目先の満足を考えるせっかちの心理 | 薬剤師トピックス

人間は、時としてせっかちな行動をとってしまうことがあります。

つまり、長い目で見ないで目先の満足度を優先してしまうのです。

時間の経過とともに価値が割り引かれる

コロナ禍になって、給付金というものがあり、一律10万円もらえるとなったにもかかわらず、なかなか給付金が届かずにイライラしたという人もいたと思います。

人間の心理として、同じ給付金をもらえるにしても、すぐにもらえるのと、時間が経ってしまうのではありがたみや、満足度が全然違うのです。

ですから、なかなか給付金が配られるのに時間がかかったということは、もらう側の人間心理を考えれば、大失敗だり、給付金を配布するといった翌日には銀行に振り込まれているぐらいの体勢じゃないと、ありがたみも半減ということになってしまうのです。

10万円もらえるとなると、ほとんどの人が嬉しく感じると思いますが、その10万円は今ではなく1年後に渡しますと言われると、喜びは半減してしまうものです。

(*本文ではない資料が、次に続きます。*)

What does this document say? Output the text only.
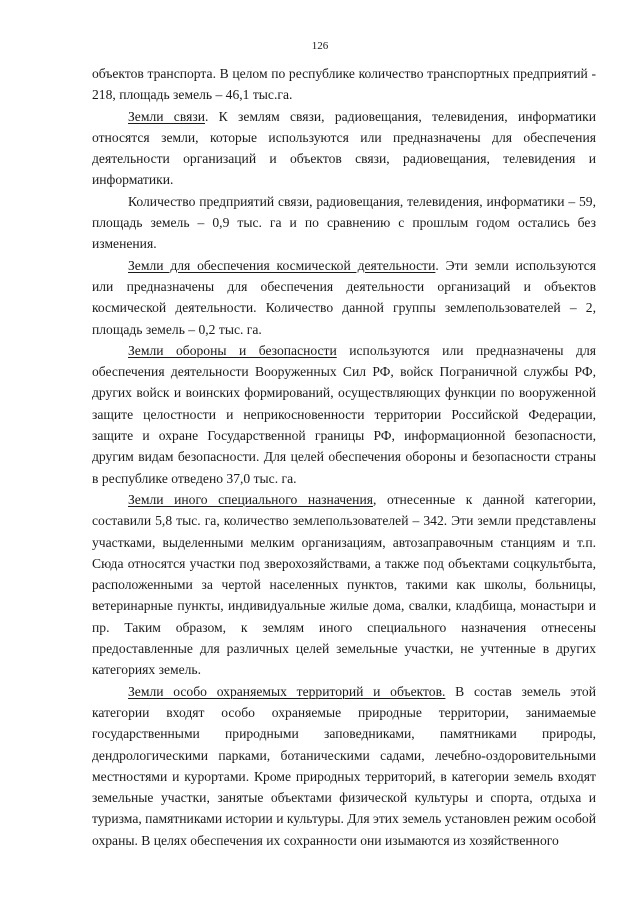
126

объектов транспорта. В целом по республике количество транспортных предприятий - 218, площадь земель – 46,1 тыс.га.

Земли связи. К землям связи, радиовещания, телевидения, информатики относятся земли, которые используются или предназначены для обеспечения деятельности организаций и объектов связи, радиовещания, телевидения и информатики.

Количество предприятий связи, радиовещания, телевидения, информатики – 59, площадь земель – 0,9 тыс. га и по сравнению с прошлым годом остались без изменения.

Земли для обеспечения космической деятельности. Эти земли используются или предназначены для обеспечения деятельности организаций и объектов космической деятельности. Количество данной группы землепользователей – 2, площадь земель – 0,2 тыс. га.

Земли обороны и безопасности используются или предназначены для обеспечения деятельности Вооруженных Сил РФ, войск Пограничной службы РФ, других войск и воинских формирований, осуществляющих функции по вооруженной защите целостности и неприкосновенности территории Российской Федерации, защите и охране Государственной границы РФ, информационной безопасности, другим видам безопасности. Для целей обеспечения обороны и безопасности страны в республике отведено 37,0 тыс. га.

Земли иного специального назначения, отнесенные к данной категории, составили 5,8 тыс. га, количество землепользователей – 342. Эти земли представлены участками, выделенными мелким организациям, автозаправочным станциям и т.п. Сюда относятся участки под зверохозяйствами, а также под объектами соцкультбыта, расположенными за чертой населенных пунктов, такими как школы, больницы, ветеринарные пункты, индивидуальные жилые дома, свалки, кладбища, монастыри и пр. Таким образом, к землям иного специального назначения отнесены предоставленные для различных целей земельные участки, не учтенные в других категориях земель.

Земли особо охраняемых территорий и объектов. В состав земель этой категории входят особо охраняемые природные территории, занимаемые государственными природными заповедниками, памятниками природы, дендрологическими парками, ботаническими садами, лечебно-оздоровительными местностями и курортами. Кроме природных территорий, в категории земель входят земельные участки, занятые объектами физической культуры и спорта, отдыха и туризма, памятниками истории и культуры. Для этих земель установлен режим особой охраны. В целях обеспечения их сохранности они изымаются из хозяйственного
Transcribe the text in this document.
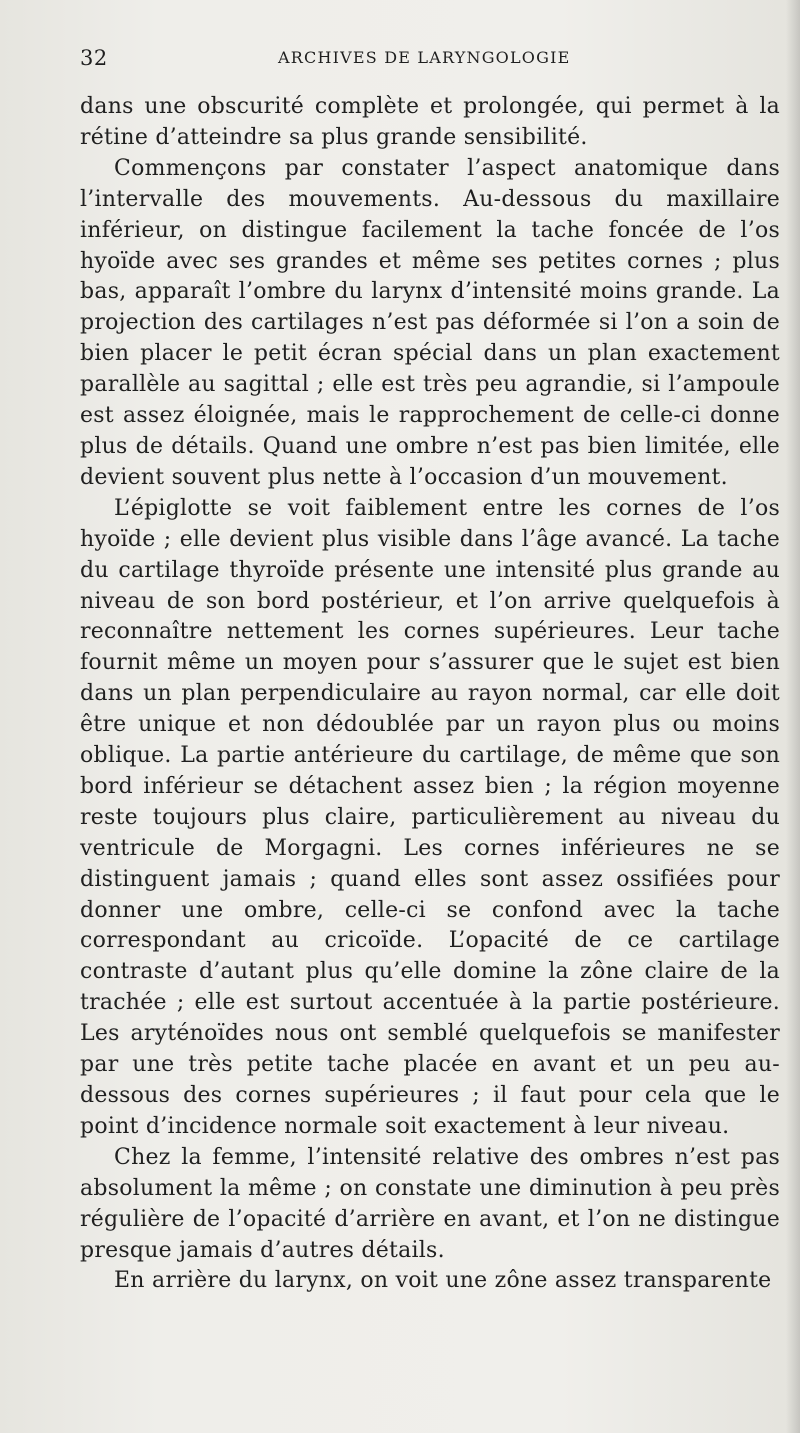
32	ARCHIVES DE LARYNGOLOGIE

dans une obscurité complète et prolongée, qui permet à la rétine d’atteindre sa plus grande sensibilité.

Commençons par constater l’aspect anatomique dans l’intervalle des mouvements. Au-dessous du maxillaire inférieur, on distingue facilement la tache foncée de l’os hyoïde avec ses grandes et même ses petites cornes ; plus bas, apparaît l’ombre du larynx d’intensité moins grande. La projection des cartilages n’est pas déformée si l’on a soin de bien placer le petit écran spécial dans un plan exactement parallèle au sagittal ; elle est très peu agrandie, si l’ampoule est assez éloignée, mais le rapprochement de celle-ci donne plus de détails. Quand une ombre n’est pas bien limitée, elle devient souvent plus nette à l’occasion d’un mouvement.

L’épiglotte se voit faiblement entre les cornes de l’os hyoïde ; elle devient plus visible dans l’âge avancé. La tache du cartilage thyroïde présente une intensité plus grande au niveau de son bord postérieur, et l’on arrive quelquefois à reconnaître nettement les cornes supérieures. Leur tache fournit même un moyen pour s’assurer que le sujet est bien dans un plan perpendiculaire au rayon normal, car elle doit être unique et non dédoublée par un rayon plus ou moins oblique. La partie antérieure du cartilage, de même que son bord inférieur se détachent assez bien ; la région moyenne reste toujours plus claire, particulièrement au niveau du ventricule de Morgagni. Les cornes inférieures ne se distinguent jamais ; quand elles sont assez ossifiées pour donner une ombre, celle-ci se confond avec la tache correspondant au cricoïde. L’opacité de ce cartilage contraste d’autant plus qu’elle domine la zône claire de la trachée ; elle est surtout accentuée à la partie postérieure. Les aryténoïdes nous ont semblé quelquefois se manifester par une très petite tache placée en avant et un peu au-dessous des cornes supérieures ; il faut pour cela que le point d’incidence normale soit exactement à leur niveau.

Chez la femme, l’intensité relative des ombres n’est pas absolument la même ; on constate une diminution à peu près régulière de l’opacité d’arrière en avant, et l’on ne distingue presque jamais d’autres détails.

En arrière du larynx, on voit une zône assez transparente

つまりこれは、どういうことかというと、今すぐにもらえる10万円のほうが、1年後にもらえる10マ年よりも価値が高いということで、時間の経過とともに価値が値引かれるのです。

時間で価値が値引かれるのは利息を考えばわかる

なぜ同じ10万円なのに、時間の経過とともに価値が値引かれてしまうのでしょうか。

それは、利息というものを考えればわかります。

現在10万円あり、1年間の金利が10%だとすると、それは1年後の11万円と同じ価値ということになります。

この場合、将来の価値は11万円、そして現在の価値は10万円となるわけですが、これを換算して割ると、それが割引率になります。

行動経済学の分野では、現在に近いほど割引率が高く、時間が経つほど割引率は低くなるという『双曲割引モデル』という理論があります。

これは、割引率をグラフで表すと、直線的な割引率が変化しないものではなく、近い将来では一気に低下し、長期になるほど傾きが緩やかになる、ちょうど反比例曲線のようなカーブを描きます。

わかりやすく言うと、今日もらえるはずだった10万円が3日後に延期になるとがっかりしますが、1年後に渡されるはずの10万円が1年と3日後に延期になると言われても、それほどはガッカリした気持ちにはならないということです。

同じ3日ですが、未来になればなるほど、その差を感じなくなるのです。

人により違うせっかち度

今度は、同じ10万円でなく、今すぐもらえる10万円と、1年後にもらえる11万円、どっちにするという選択肢がある場合、どちらの選択肢を選ぶかによってその人の割引率、つまりせっかち度がわかるのです。

つまり、この場合、今もらえる10万円が1年後に11万円になっているので、1年で金利10%となりますが、その人の感覚で、その金利が10%より高いか低いかによって、どちらを選ぶか選択肢が変わってくるのです。